Comorbidities in the patient affect the chances of survival. In studies, it has been determined that a 1-point increase in the CCI increases the probability of mortality between 16% and 32%, and a higher CCI score is associated with increased mortality and disease severity in COVID-19 patients. Reference Sabaz and Sabaz35,Reference Tuty Kuswardhani, Henrina and Pranata37 In our study, a statistically significant and negative correlation was found between the patients who did not have the disease and those who had a disease, and the length of stay in the hospital. Furthermore, a statistically significant, negative, and high-level correlation was determined between the MCCI score and the length of hospital stay (r = −0.075; P = 0.001). This situation makes us think that, if the individual has no chronic disease, has 1 disease, or is young, which affects the comorbidity score, the time until death is prolonged, hence, the individual can be treated. However, it can be said that, as the age of the individual increases and the number or score of comorbidity increases, time until the death of the individual accelerates and the chance of intervention decreases.
Conclusions
In the study, it was found that male individuals had a higher risk of disease and mortality compared with females, but the gender factor did not affect the process from disease to death. Therefore, it is recommended to make protective plans for male individuals by considering the gender factor in the society served.
In the study, it was determined that the deaths of individuals over the age of 80 occurred in a shorter time, but 26.9% of the individuals who died were under the age of 50 and the period until death was longer. For this reason, it is important to follow up, treat, and prevent chronic diseases for all age groups. However, measures to be taken to prevent chronic diseases are gaining importance, especially for young and middle-aged individuals. In this process, it focused on the detection and follow-up of COVID-19 disease, and primary health-care and other preventive services were interrupted. For this reason, primary health-care services should be given to the whole group with care and should be maintained. On the other hand, it is thought that the chronic disease follow-up and prevention studies, which are carried out routinely, can be reduced to younger ages to reduce the risks.

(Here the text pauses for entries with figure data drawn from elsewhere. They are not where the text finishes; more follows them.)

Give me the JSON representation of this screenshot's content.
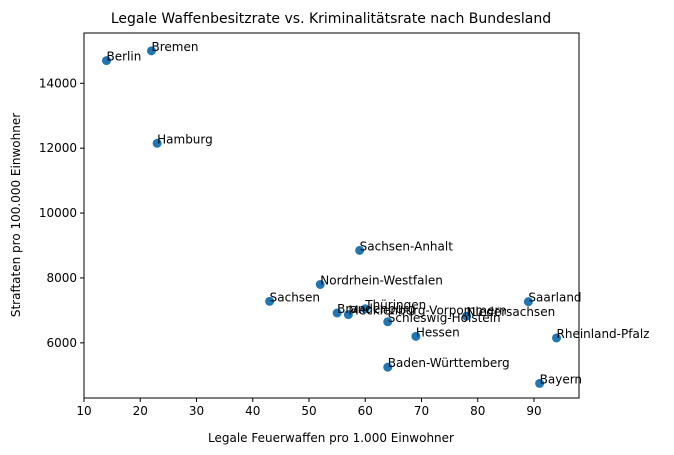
{
  "chart_data": {
    "type": "scatter",
    "title": "Legale Waffenbesitzrate vs. Kriminalitätsrate nach Bundesland",
    "xlabel": "Legale Feuerwaffen pro 1.000 Einwohner",
    "ylabel": "Straftaten pro 100.000 Einwohner",
    "xlim": [
      10,
      98
    ],
    "ylim": [
      4300,
      15550
    ],
    "xticks": [
      10,
      20,
      30,
      40,
      50,
      60,
      70,
      80,
      90
    ],
    "yticks": [
      6000,
      8000,
      10000,
      12000,
      14000
    ],
    "marker_color": "#1f77b4",
    "points": [
      {
        "label": "Berlin",
        "x": 14,
        "y": 14700
      },
      {
        "label": "Bremen",
        "x": 22,
        "y": 15000
      },
      {
        "label": "Hamburg",
        "x": 23,
        "y": 12150
      },
      {
        "label": "Sachsen-Anhalt",
        "x": 59,
        "y": 8850
      },
      {
        "label": "Nordrhein-Westfalen",
        "x": 52,
        "y": 7800
      },
      {
        "label": "Sachsen",
        "x": 43,
        "y": 7280
      },
      {
        "label": "Brandenburg",
        "x": 55,
        "y": 6920
      },
      {
        "label": "Mecklenburg-Vorpommern",
        "x": 57,
        "y": 6870
      },
      {
        "label": "Thüringen",
        "x": 60,
        "y": 7050
      },
      {
        "label": "Schleswig-Holstein",
        "x": 64,
        "y": 6650
      },
      {
        "label": "Niedersachsen",
        "x": 78,
        "y": 6820
      },
      {
        "label": "Saarland",
        "x": 89,
        "y": 7270
      },
      {
        "label": "Hessen",
        "x": 69,
        "y": 6200
      },
      {
        "label": "Rheinland-Pfalz",
        "x": 94,
        "y": 6150
      },
      {
        "label": "Baden-Württemberg",
        "x": 64,
        "y": 5250
      },
      {
        "label": "Bayern",
        "x": 91,
        "y": 4750
      }
    ]
  }
}
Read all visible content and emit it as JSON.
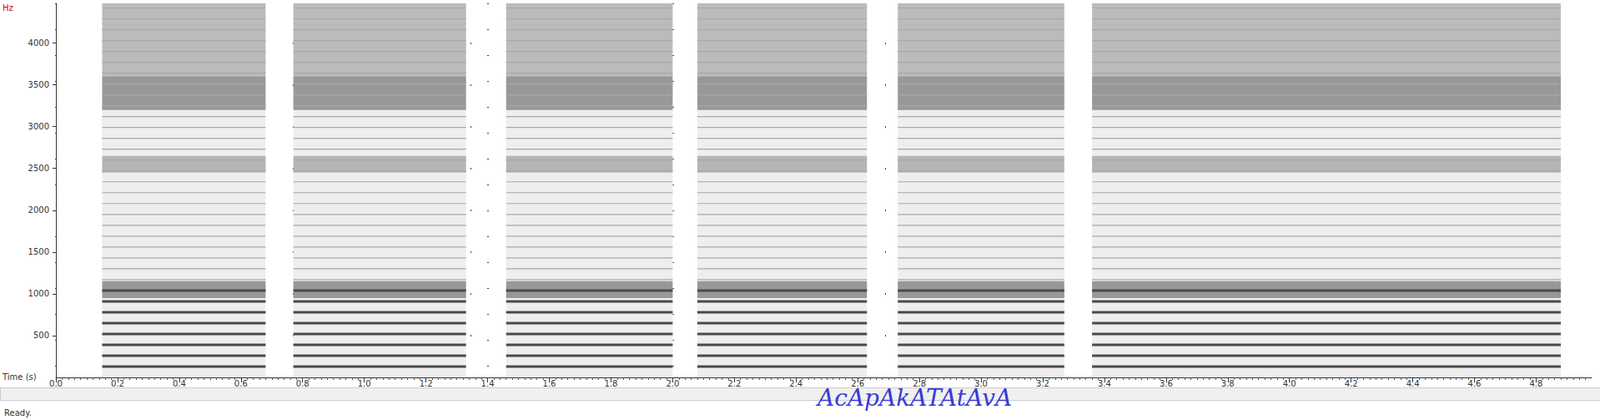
{
  "chart_data": {
    "type": "spectrogram",
    "x_label": "Time (s)",
    "y_label": "Hz",
    "caption": "AcApAkATAtAvA",
    "status": "Ready.",
    "xlim": [
      0,
      4.98
    ],
    "ylim": [
      0,
      4475
    ],
    "xticks": [
      {
        "value": 0,
        "label": "0.0"
      },
      0.2,
      0.4,
      0.6,
      0.8,
      {
        "value": 1,
        "label": "1.0"
      },
      1.2,
      1.4,
      1.6,
      1.8,
      {
        "value": 2,
        "label": "2.0"
      },
      2.2,
      2.4,
      2.6,
      2.8,
      {
        "value": 3,
        "label": "3.0"
      },
      3.2,
      3.4,
      3.6,
      3.8,
      {
        "value": 4,
        "label": "4.0"
      },
      4.2,
      4.4,
      4.6,
      4.8
    ],
    "yticks": [
      500,
      1000,
      1500,
      2000,
      2500,
      3000,
      3500,
      4000
    ],
    "grid": true,
    "segments": [
      [
        0.15,
        0.68
      ],
      [
        0.77,
        1.33
      ],
      [
        1.46,
        2.0
      ],
      [
        2.08,
        2.63
      ],
      [
        2.73,
        3.27
      ],
      [
        3.36,
        4.88
      ]
    ],
    "f0": 130,
    "bands": [
      {
        "low": 950,
        "high": 1150,
        "intensity": 0.6
      },
      {
        "low": 2450,
        "high": 2650,
        "intensity": 0.4
      },
      {
        "low": 3200,
        "high": 3600,
        "intensity": 0.6
      },
      {
        "low": 3600,
        "high": 4475,
        "intensity": 0.35
      }
    ]
  }
}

In the study, the mean score of the MCCI was 4.74 ± 2.07, and the index score of 56.9% was serious. Moreover, it was found that those with a moderate MCCI score had a longer hospital stay than those with a severe score. In addition, a statistically significant, negative, and high-level correlation was found between the MCCI score and the length of hospital stay in the study. For this reason, it is predicted that creating risk maps for patients by evaluating comorbidity scores in clinics and in the field and performing preventive practices will reduce mortality rates. In the present study, it was found that the presence of congestive heart failure and solid tumor caused patients to die in a shorter time. Because congestive heart failure and metastatic solid tumor accelerate mortality rates, it can be recommended that individuals with this diagnosis be followed up regularly even if they are not infected. Furthermore, it is thought that risk factors will be reduced by performing heart failure and cancer screenings for healthy individuals.